Both of them lost $5$ marbles each, and the product of the number of marbles they now have is $128$.
Let the number of marbles with John be $x$.
This implies,
Number of marbles with Jivani $=45-x$
Number of marbles John had after losing 5 marbles $= x - 5$
Number of marbles Jivani had after losing 5 marbles $= (45 - x) - 5 = 40 - x$
The product of the marbles they now have $=128$.
Therefore,
$(x - 5)(40 - x) = 128$
$40x-x^2-200+5x = 128$
$x^2 - 45x + 128 + 200 = 0$
$x^2 - 45x + 328 = 0$
$x^2-9x-36x+328=0$
$x(x-9)-36(x-9)=0$
$(x-9)(x-36)=0$
$x-9=0$ or $x-36=0$
$x=9$ or $x=36$
The number of marbles they had to start with is 9 and 36.
(ii) A cottage industry produces a certain number of toys in a day.
The cost of production of each toy (in rupees) was found to be $55$ minus the number of articles produced in a day.
On a particular day, the total cost of production was Rs. $750$.
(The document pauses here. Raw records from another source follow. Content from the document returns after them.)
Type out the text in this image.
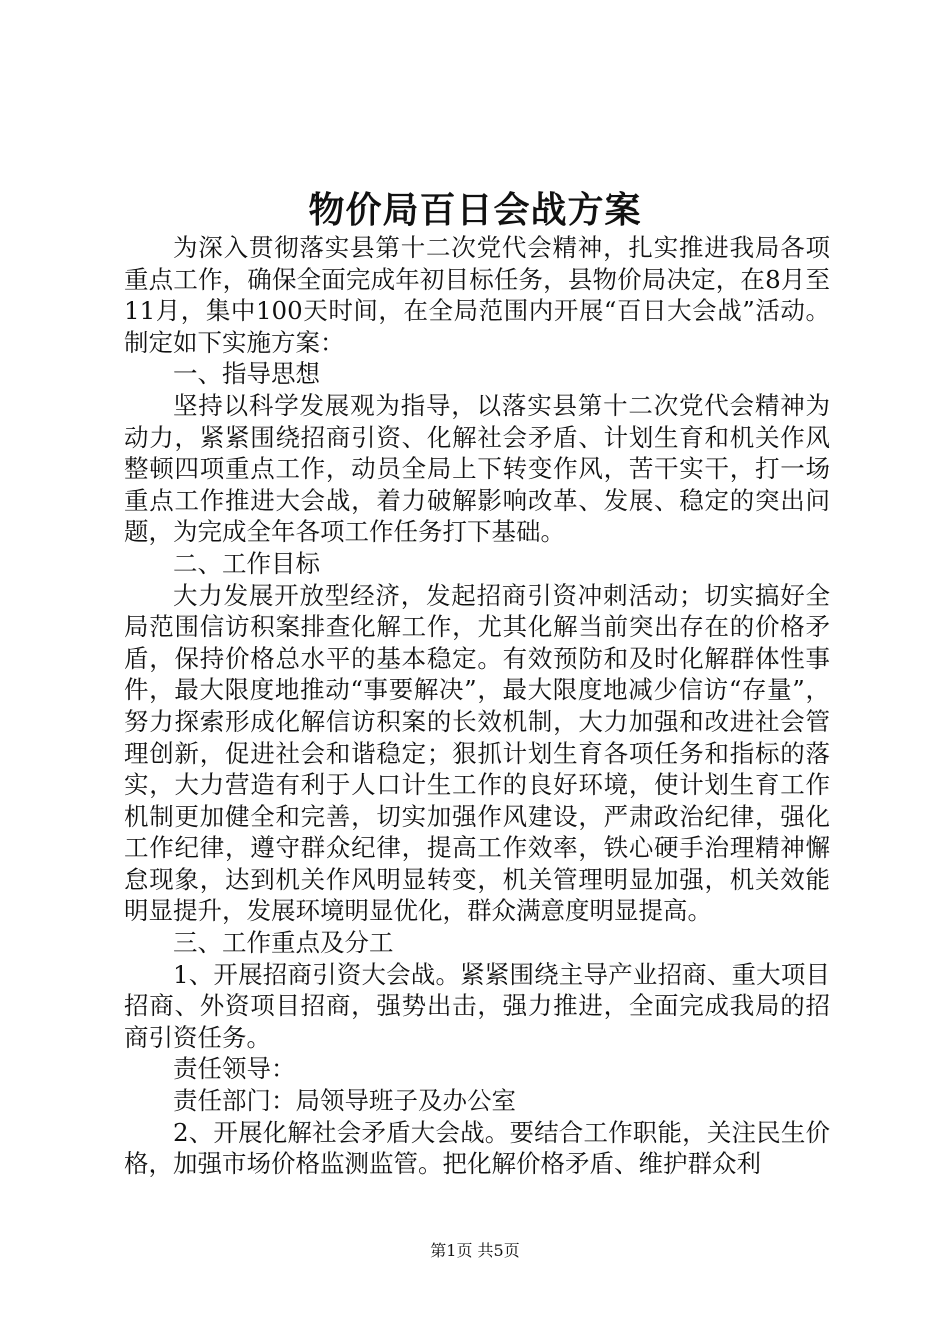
物价局百日会战方案

为深入贯彻落实县第十二次党代会精神，扎实推进我局各项重点工作，确保全面完成年初目标任务，县物价局决定，在8月至11月，集中100天时间，在全局范围内开展“百日大会战”活动。制定如下实施方案：

一、指导思想

坚持以科学发展观为指导，以落实县第十二次党代会精神为动力，紧紧围绕招商引资、化解社会矛盾、计划生育和机关作风整顿四项重点工作，动员全局上下转变作风，苦干实干，打一场重点工作推进大会战，着力破解影响改革、发展、稳定的突出问题，为完成全年各项工作任务打下基础。

二、工作目标

大力发展开放型经济，发起招商引资冲刺活动；切实搞好全局范围信访积案排查化解工作，尤其化解当前突出存在的价格矛盾，保持价格总水平的基本稳定。有效预防和及时化解群体性事件，最大限度地推动“事要解决”，最大限度地减少信访“存量”，努力探索形成化解信访积案的长效机制，大力加强和改进社会管理创新，促进社会和谐稳定；狠抓计划生育各项任务和指标的落实，大力营造有利于人口计生工作的良好环境，使计划生育工作机制更加健全和完善，切实加强作风建设，严肃政治纪律，强化工作纪律，遵守群众纪律，提高工作效率，铁心硬手治理精神懈怠现象，达到机关作风明显转变，机关管理明显加强，机关效能明显提升，发展环境明显优化，群众满意度明显提高。

三、工作重点及分工

1、开展招商引资大会战。紧紧围绕主导产业招商、重大项目招商、外资项目招商，强势出击，强力推进，全面完成我局的招商引资任务。

责任领导：

责任部门：局领导班子及办公室

2、开展化解社会矛盾大会战。要结合工作职能，关注民生价格，加强市场价格监测监管。把化解价格矛盾、维护群众利

第1页 共5页
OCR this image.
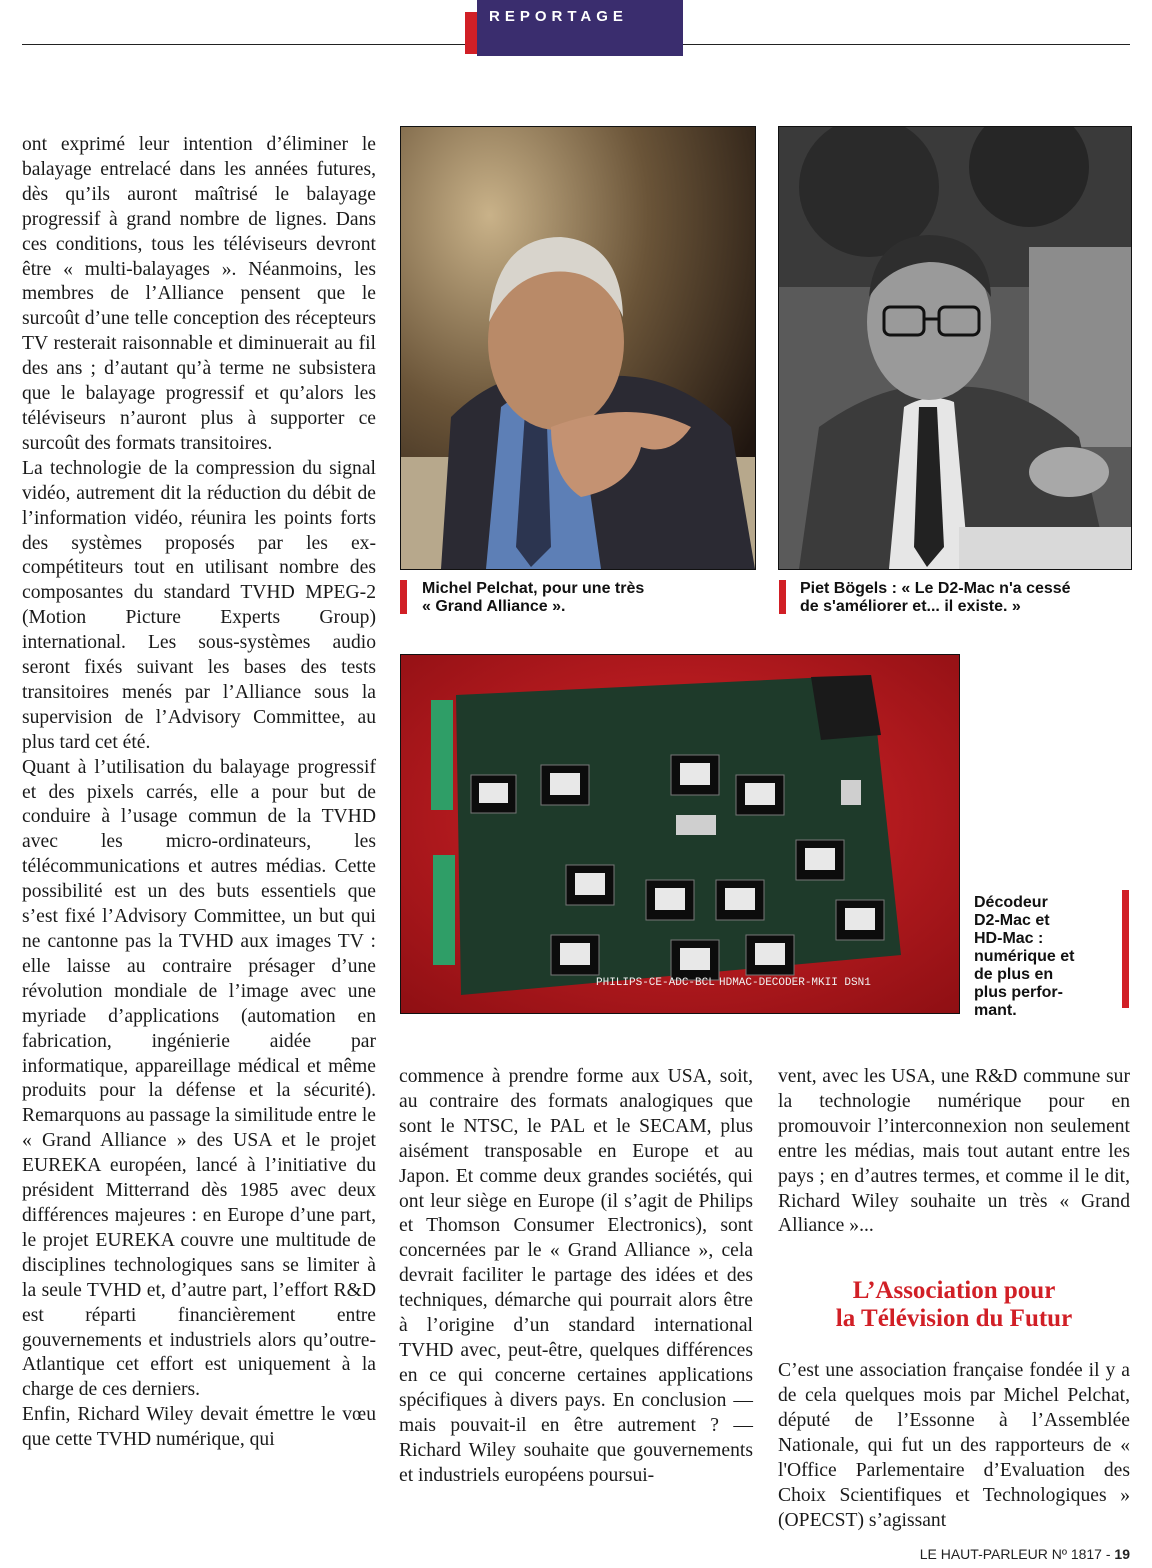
REPORTAGE

ont exprimé leur intention d’éliminer le balayage entrelacé dans les années futures, dès qu’ils auront maîtrisé le balayage progressif à grand nombre de lignes. Dans ces conditions, tous les téléviseurs devront être « multi-balayages ». Néanmoins, les membres de l’Alliance pensent que le surcoût d’une telle conception des récepteurs TV resterait raisonnable et diminuerait au fil des ans ; d’autant qu’à terme ne subsistera que le balayage progressif et qu’alors les téléviseurs n’auront plus à supporter ce surcoût des formats transitoires.

La technologie de la compression du signal vidéo, autrement dit la réduction du débit de l’information vidéo, réunira les points forts des systèmes proposés par les ex-compétiteurs tout en utilisant nombre des composantes du standard TVHD MPEG-2 (Motion Picture Experts Group) international. Les sous-systèmes audio seront fixés suivant les bases des tests transitoires menés par l’Alliance sous la supervision de l’Advisory Committee, au plus tard cet été.

Quant à l’utilisation du balayage progressif et des pixels carrés, elle a pour but de conduire à l’usage commun de la TVHD avec les micro-ordinateurs, les télécommunications et autres médias. Cette possibilité est un des buts essentiels que s’est fixé l’Advisory Committee, un but qui ne cantonne pas la TVHD aux images TV : elle laisse au contraire présager d’une révolution mondiale de l’image avec une myriade d’applications (automation en fabrication, ingénierie aidée par informatique, appareillage médical et même produits pour la défense et la sécurité). Remarquons au passage la similitude entre le « Grand Alliance » des USA et le projet EUREKA européen, lancé à l’initiative du président Mitterrand dès 1985 avec deux différences majeures : en Europe d’une part, le projet EUREKA couvre une multitude de disciplines technologiques sans se limiter à la seule TVHD et, d’autre part, l’effort R&D est réparti financièrement entre gouvernements et industriels alors qu’outre-Atlantique cet effort est uniquement à la charge de ces derniers.

Enfin, Richard Wiley devait émettre le vœu que cette TVHD numérique, qui

Michel Pelchat, pour une très
« Grand Alliance ».
Piet Bögels : « Le D2-Mac n'a cessé
de s'améliorer et... il existe. »
PHILIPS-CE-ADC-BCL HDMAC-DECODER-MKII DSN1
Décodeur
D2-Mac et
HD-Mac :
numérique et
de plus en
plus perfor-
mant.

commence à prendre forme aux USA, soit, au contraire des formats analogiques que sont le NTSC, le PAL et le SECAM, plus aisément transposable en Europe et au Japon. Et comme deux grandes sociétés, qui ont leur siège en Europe (il s’agit de Philips et Thomson Consumer Electronics), sont concernées par le « Grand Alliance », cela devrait faciliter le partage des idées et des techniques, démarche qui pourrait alors être à l’origine d’un standard international TVHD avec, peut-être, quelques différences en ce qui concerne certaines applications spécifiques à divers pays. En conclusion — mais pouvait-il en être autrement ? — Richard Wiley souhaite que gouvernements et industriels européens poursui-

vent, avec les USA, une R&D commune sur la technologie numérique pour en promouvoir l’interconnexion non seulement entre les médias, mais tout autant entre les pays ; en d’autres termes, et comme il le dit, Richard Wiley souhaite un très « Grand Alliance »...

L’Association pour
la Télévision du Futur

C’est une association française fondée il y a de cela quelques mois par Michel Pelchat, député de l’Essonne à l’Assemblée Nationale, qui fut un des rapporteurs de « l'Office Parlementaire d’Evaluation des Choix Scientifiques et Technologiques » (OPECST) s’agissant

LE HAUT-PARLEUR Nº 1817 - 19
Let the number of toys produced in a day be $x$.
This implies,
The cost of production of each toy $= 55 - x$
The total cost of production is the product of the number of toys produced in a day and the cost of production of each toy $ =x (55 - x)$
Therefore,
$x(55-x) = 750$
$55x-x^2 = 750$
$x^2-55x+750 = 0$
$x^2-25x-30x+750=0$
$x(x-25)-30(x-25)=0$
$(x-25)(x-30)=0$
$x-25=0$ or $x-30=0$
$x=25$ or $x=30$
The number of toys produced on that day was 25 or 30.